O parágrafo a seguir conta uma breve história que neurologistas e psiquiatras devem conhecer, e que servirá de ponto de
partida para o entendimento integrado de aspectos do cérebro
e da mente na gênese de sintomas de alteração de humor e de
ansiedade.
Em 1999 um grupo de autores relatou o caso de uma mulher
com 65 anos de idade e doença de Parkinson não mais responsiva aos tratamentos convencionais, que foi submetida à implantação de um eletrodo para estimulação cerebral profunda no
núcleo subtalâmico (um núcleo diencefálico profundo, envolvido na circuitária do sistema motor subcortical). Ela nunca havia
sofrido de depressão ou qualquer outra doença psiquiátrica. Um
dos contatos deste eletrodo foi posicionado de forma equivocada
e, assim, sua estimulação elétrica ativava “em cheio” neurônios
da substantia nigra. Após sete minutos de estimulação contínua
da substantia nigra a paciente começou a chorar e verbalizar
sentimentos de tristeza, desesperança, culpa e ideação suicida
passiva. Ela não sentia dor e estava plenamente consciente do
que ocorria a sua volta. Noventa segundos após o final da estimulação, os sintomas de depressão desapareceram. Ela era capaz de recordar-se perfeitamente do que havia sentido e, por aproximadamente cinco minutos, parecia estar em um estado similar
à hipomania. Episódios idênticos foram replicados em duas outras sessões de estimulação(2).
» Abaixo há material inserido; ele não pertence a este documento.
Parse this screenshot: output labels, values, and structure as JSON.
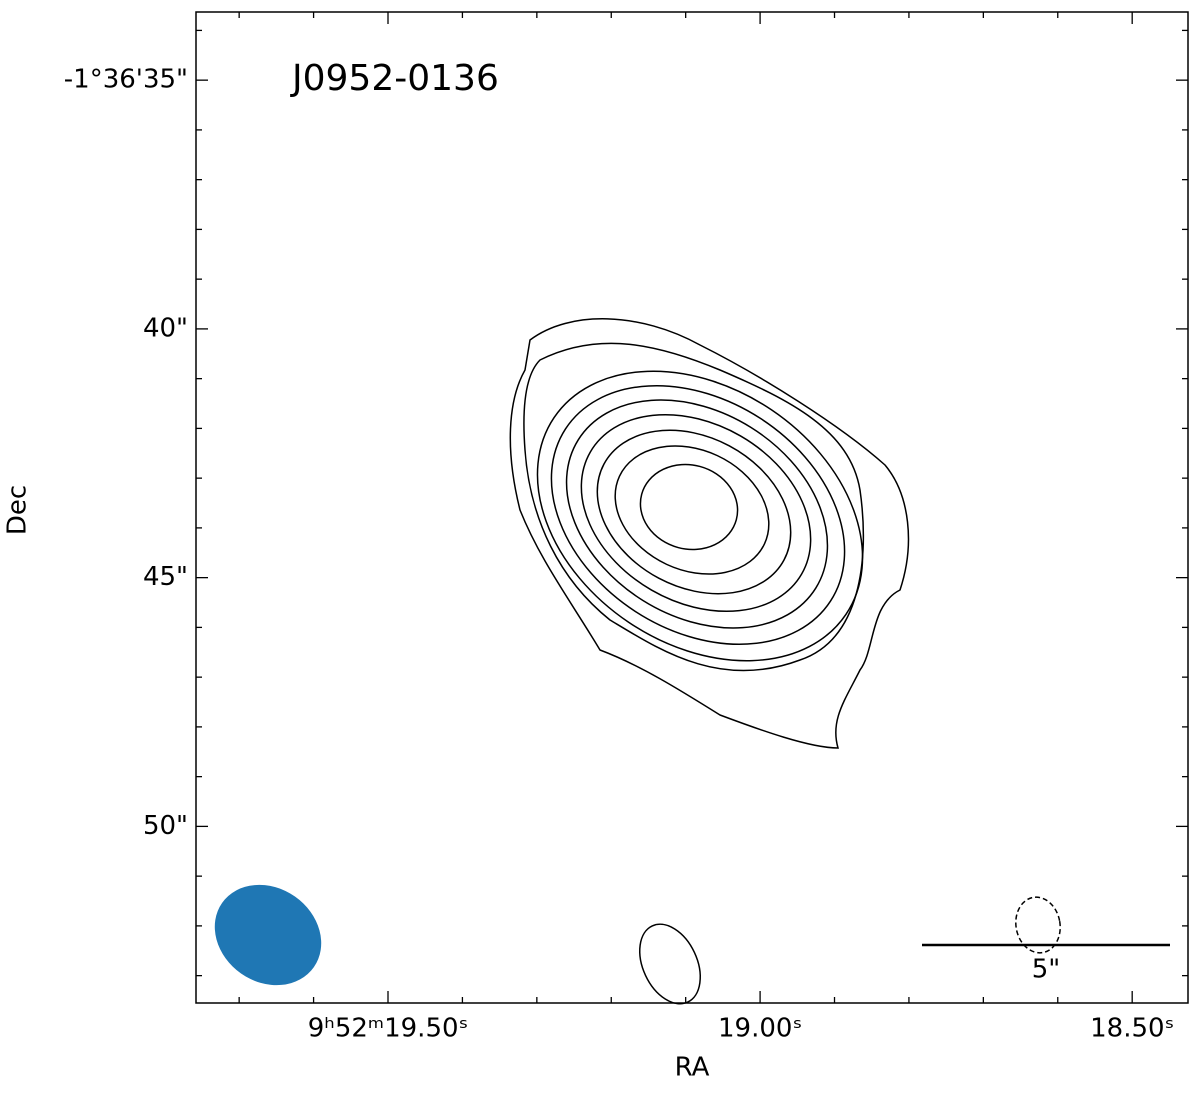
{
  "chart_data": {
    "type": "contour",
    "title": "J0952-0136",
    "xlabel": "RA",
    "ylabel": "Dec",
    "xlim": [
      19.758,
      18.425
    ],
    "ylim": [
      53.55,
      33.63
    ],
    "xticks": [
      {
        "value": 19.5,
        "label": "9ʰ52ᵐ19.50ˢ"
      },
      {
        "value": 19.0,
        "label": "19.00ˢ"
      },
      {
        "value": 18.5,
        "label": "18.50ˢ"
      }
    ],
    "yticks": [
      {
        "value": 35,
        "label": "-1°36'35\""
      },
      {
        "value": 40,
        "label": "40\""
      },
      {
        "value": 45,
        "label": "45\""
      },
      {
        "value": 50,
        "label": "50\""
      }
    ],
    "xminorticks": [
      19.7,
      19.6,
      19.4,
      19.3,
      19.2,
      19.1,
      18.9,
      18.8,
      18.7,
      18.6
    ],
    "yminorticks": [
      34,
      36,
      37,
      38,
      39,
      41,
      42,
      43,
      44,
      46,
      47,
      48,
      49,
      51,
      52,
      53
    ],
    "beam_color": "#1f77b4",
    "scale_label": "5\""
  }
}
Este episódio mostrou que a interferência elétrica com a
fisiologia de circuitos cerebrais pode provocar sintomas depressivos. Assim, é quase inevitável que se extrapole estes achados
para a epilepsia, a doença neurológica que, por excelência, provoca um aumento patológico e súbito da atividade elétrica em
estruturas e circuitos cerebrais – e que pode gerar uma intensa
‘contra-resposta’ inibitória tanto local quanto difusamente(3,4).
Isso não é novo, e a idéia de que alterações elétricas associadas à epilepsia podem causar manifestações psiquiátricas, em
especial depressão, ansiedade e sintomas psicóticos, tem uma
longa história ao longo do século XX(1,5). Entretanto, comprovações diretas de que tais alterações efetivamente levam a sintomas depressivos são escassas(6,7) e, assim, relatos como este no
NEJM(2) renovam o interesse nas relações entre os quadros depressivos e a epilepsia.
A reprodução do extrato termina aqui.